Comenzar con las dos arietas de concierto que todo estudiante ha trabajado aunque cantadas con el gusto que le caracteriza y que los grandes también suelen programar en sus recitales, están bien para abrir boca y calentar, pero el Poema en forma de canciones, Op. 19 (J. Turina) ya es otro mundo equiparable al lied alemán pero hecho en Sevilla, para sopranos o tenores, mezzos o quien quiera afrontar estas perlas vocales con la Dedicatoria de piano sólo que Parra bordó, los Cantares que arrancan siempre aplausos fuera de lugar por esa fuerza que caracterizaría la velada, Los dos miedos premonitorios aunque tranquilos, y Las locas por amor jugosas y cierre del poema musical, nuevo recuerdo homenaje a Kraus.

El remate de la primera parte dos joyas de la casa como las que Don Alfredo bordaba y Albelo solventó con más fuerza que precisión aunque el mismo buen gusto que su paisano: «Te quiero, morena» la jota de El trust de los tenorios (Serrano) con final innecesario en el agudo que le pasaría factura, y «Por el humo se sabe…» de Doña Francisquita (Vives), con un Parra capaz de hacer de las reducciones orquestales un placer de acompañamiento.

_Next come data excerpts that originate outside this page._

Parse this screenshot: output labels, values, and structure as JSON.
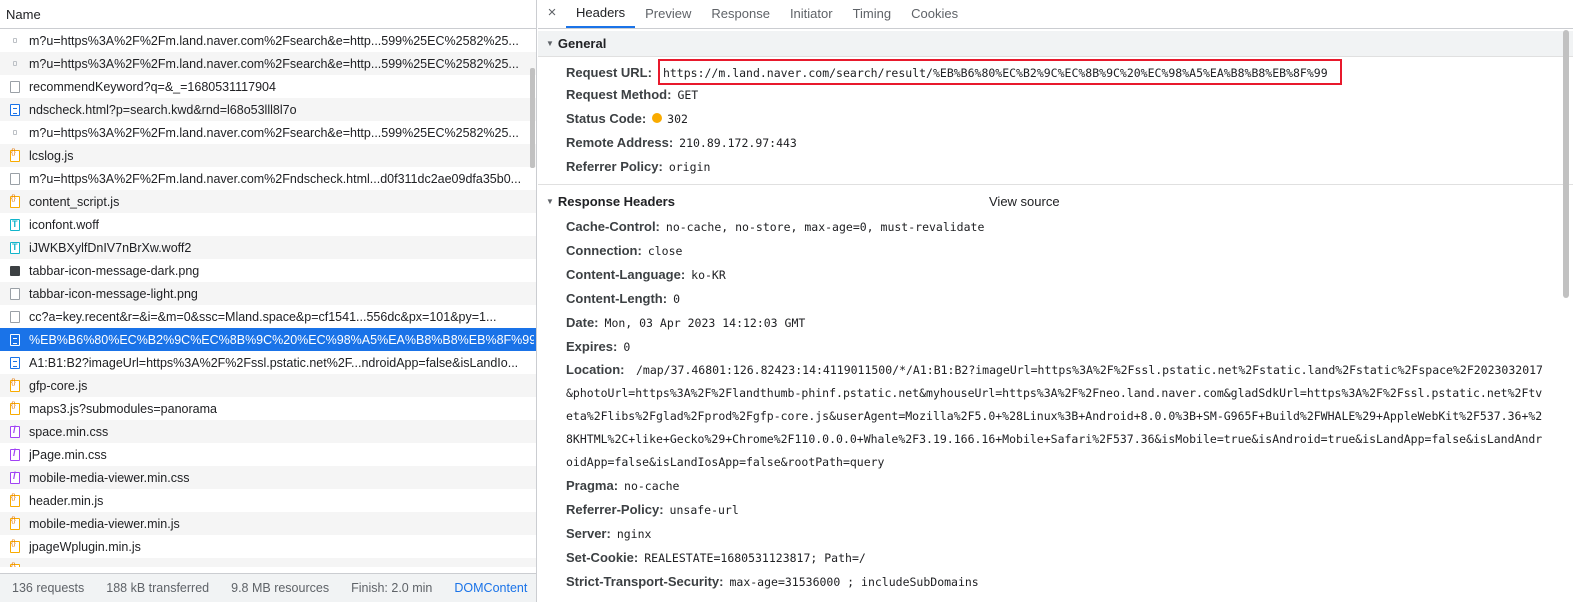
{
  "left": {
    "header": "Name",
    "rows": [
      {
        "icon": "tiny",
        "text": "m?u=https%3A%2F%2Fm.land.naver.com%2Fsearch&e=http...599%25EC%2582%25...",
        "selected": false
      },
      {
        "icon": "tiny",
        "text": "m?u=https%3A%2F%2Fm.land.naver.com%2Fsearch&e=http...599%25EC%2582%25...",
        "selected": false
      },
      {
        "icon": "blank",
        "text": "recommendKeyword?q=&_=1680531117904",
        "selected": false
      },
      {
        "icon": "doc",
        "text": "ndscheck.html?p=search.kwd&rnd=l68o53lll8l7o",
        "selected": false
      },
      {
        "icon": "tiny",
        "text": "m?u=https%3A%2F%2Fm.land.naver.com%2Fsearch&e=http...599%25EC%2582%25...",
        "selected": false
      },
      {
        "icon": "js",
        "text": "lcslog.js",
        "selected": false
      },
      {
        "icon": "blank",
        "text": "m?u=https%3A%2F%2Fm.land.naver.com%2Fndscheck.html...d0f311dc2ae09dfa35b0...",
        "selected": false
      },
      {
        "icon": "js",
        "text": "content_script.js",
        "selected": false
      },
      {
        "icon": "font",
        "text": "iconfont.woff",
        "selected": false
      },
      {
        "icon": "font",
        "text": "iJWKBXylfDnIV7nBrXw.woff2",
        "selected": false
      },
      {
        "icon": "imgdark",
        "text": "tabbar-icon-message-dark.png",
        "selected": false
      },
      {
        "icon": "blank",
        "text": "tabbar-icon-message-light.png",
        "selected": false
      },
      {
        "icon": "blank",
        "text": "cc?a=key.recent&r=&i=&m=0&ssc=Mland.space&p=cf1541...556dc&px=101&py=1...",
        "selected": false
      },
      {
        "icon": "doc",
        "text": "%EB%B6%80%EC%B2%9C%EC%8B%9C%20%EC%98%A5%EA%B8%B8%EB%8F%99",
        "selected": true
      },
      {
        "icon": "doc",
        "text": "A1:B1:B2?imageUrl=https%3A%2F%2Fssl.pstatic.net%2F...ndroidApp=false&isLandIo...",
        "selected": false
      },
      {
        "icon": "js",
        "text": "gfp-core.js",
        "selected": false
      },
      {
        "icon": "js",
        "text": "maps3.js?submodules=panorama",
        "selected": false
      },
      {
        "icon": "css",
        "text": "space.min.css",
        "selected": false
      },
      {
        "icon": "css",
        "text": "jPage.min.css",
        "selected": false
      },
      {
        "icon": "css",
        "text": "mobile-media-viewer.min.css",
        "selected": false
      },
      {
        "icon": "js",
        "text": "header.min.js",
        "selected": false
      },
      {
        "icon": "js",
        "text": "mobile-media-viewer.min.js",
        "selected": false
      },
      {
        "icon": "js",
        "text": "jpageWplugin.min.js",
        "selected": false
      },
      {
        "icon": "js",
        "text": "",
        "selected": false
      }
    ],
    "status": {
      "requests": "136 requests",
      "transferred": "188 kB transferred",
      "resources": "9.8 MB resources",
      "finish": "Finish: 2.0 min",
      "dom": "DOMContent"
    }
  },
  "right": {
    "close": "×",
    "tabs": [
      "Headers",
      "Preview",
      "Response",
      "Initiator",
      "Timing",
      "Cookies"
    ],
    "active_tab": "Headers",
    "general": {
      "title": "General",
      "request_url_label": "Request URL:",
      "request_url": "https://m.land.naver.com/search/result/%EB%B6%80%EC%B2%9C%EC%8B%9C%20%EC%98%A5%EA%B8%B8%EB%8F%99",
      "method_label": "Request Method:",
      "method": "GET",
      "status_label": "Status Code:",
      "status": "302",
      "remote_label": "Remote Address:",
      "remote": "210.89.172.97:443",
      "referrer_label": "Referrer Policy:",
      "referrer": "origin"
    },
    "response": {
      "title": "Response Headers",
      "view_source": "View source",
      "cache_control_label": "Cache-Control:",
      "cache_control": "no-cache, no-store, max-age=0, must-revalidate",
      "connection_label": "Connection:",
      "connection": "close",
      "content_language_label": "Content-Language:",
      "content_language": "ko-KR",
      "content_length_label": "Content-Length:",
      "content_length": "0",
      "date_label": "Date:",
      "date": "Mon, 03 Apr 2023 14:12:03 GMT",
      "expires_label": "Expires:",
      "expires": "0",
      "location_label": "Location:",
      "location": "/map/37.46801:126.82423:14:4119011500/*/A1:B1:B2?imageUrl=https%3A%2F%2Fssl.pstatic.net%2Fstatic.land%2Fstatic%2Fspace%2F2023032017&photoUrl=https%3A%2F%2Flandthumb-phinf.pstatic.net&myhouseUrl=https%3A%2F%2Fneo.land.naver.com&gladSdkUrl=https%3A%2F%2Fssl.pstatic.net%2Ftveta%2Flibs%2Fglad%2Fprod%2Fgfp-core.js&userAgent=Mozilla%2F5.0+%28Linux%3B+Android+8.0.0%3B+SM-G965F+Build%2FWHALE%29+AppleWebKit%2F537.36+%28KHTML%2C+like+Gecko%29+Chrome%2F110.0.0.0+Whale%2F3.19.166.16+Mobile+Safari%2F537.36&isMobile=true&isAndroid=true&isLandApp=false&isLandAndroidApp=false&isLandIosApp=false&rootPath=query",
      "pragma_label": "Pragma:",
      "pragma": "no-cache",
      "referrer_policy_label": "Referrer-Policy:",
      "referrer_policy": "unsafe-url",
      "server_label": "Server:",
      "server": "nginx",
      "set_cookie_label": "Set-Cookie:",
      "set_cookie": "REALESTATE=1680531123817; Path=/",
      "sts_label": "Strict-Transport-Security:",
      "sts": "max-age=31536000 ; includeSubDomains"
    }
  },
  "colors": {
    "selected_row": "#1a73e8",
    "highlight_box": "#e8192c",
    "status_dot": "#f9ab00"
  }
}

Las arias de ópera ocuparían la segunda parte salvo el Mompou de Canción y danza nº 6 que nos endulzó con esa melodía tan cantabile e íntima y despertarnos con la dificilísma danza posterior, pianismo puro para un intérprete como el canario capaz de elevar a coprotagonismo su papel.

El aria de Edgardo «Tombe degli avi miei…» cantada por Kraus me introdujo de niño en la ópera y más en la Lucia de Lammermoor (Donizetti) que Albelo «calca» en respiraciones, fraseo y cadencias con la orquesta pianística capaz de rememorar timbales entre cuerda. Salida de escena, supongo que a beber y tomar aire para afrontar Nadir en «Je crois entendre encore», recitativo previo incluido, de Los pescadores de perlas (Bizet) que comenzó a hacer peligrar un buen resultado final (mejor el pasado año), y pese a reconocer la dificultad en «no nasalizar» el canto francés, la afinación y cambio de color me dejó incómodo, siendo aún peor en «T’amo qual s’ama un angelo» de la Lucrezia Borgia, y la faena fue de aliño

El descanso tras el emocionante Mompou era necesario para afrontar un durísimo final con dos arias conocidas, aplaudidas pero fallidas como se pudo comprobar en el propio gesto del tenor y supongo que corroborará la posterior edición en DVD del recital: «La donna e mobile» (Verdi) y «Spirto gentil» (Donizetti), una voz que ha ganado cuerpo en el registro grave y medio para poner más fuerza en el agudo ante el catarro atenazante, aunque dejase anteriormente los destellos de pianos y línea de canto que caracteriza al gran tenor canario.

Y todavía se (es)forzó por regalarnos una propina tan dura como la segunda aria de «La figlia» no sin reconocer públicamente sus problemas vocales. Seguro que muchos lectores discreparán (sobre todo la señora que tarareaba a Verdi a la que fulminé con la mirada), me pondrán a parir y llamarán repugnante (especialmente el cámara al que tuve que mandar callarse en pleno pianissimo). Admiro y defiendo tanto a Fernando Alonso como a «ExCelso» Albelo, son luchadores, muy buenos, trabajadores, lo dan todo pero no siempre alcanzan la cima. La voz no es un fórmula uno pero requiere mimos, evitar excesos o roturas y estar siempre a punto, con todo lo que ello conlleva. Este domingo me quité el sombrero con Felipe Massa y de nuevo con Paco Parra, son la parte necesaria del espectáculo y demasiadas veces olvidados por la afición.

Es cuestión de esperar porque el tiempo es implacable y lo juzga todo, por eso siempre triunfa Kraus.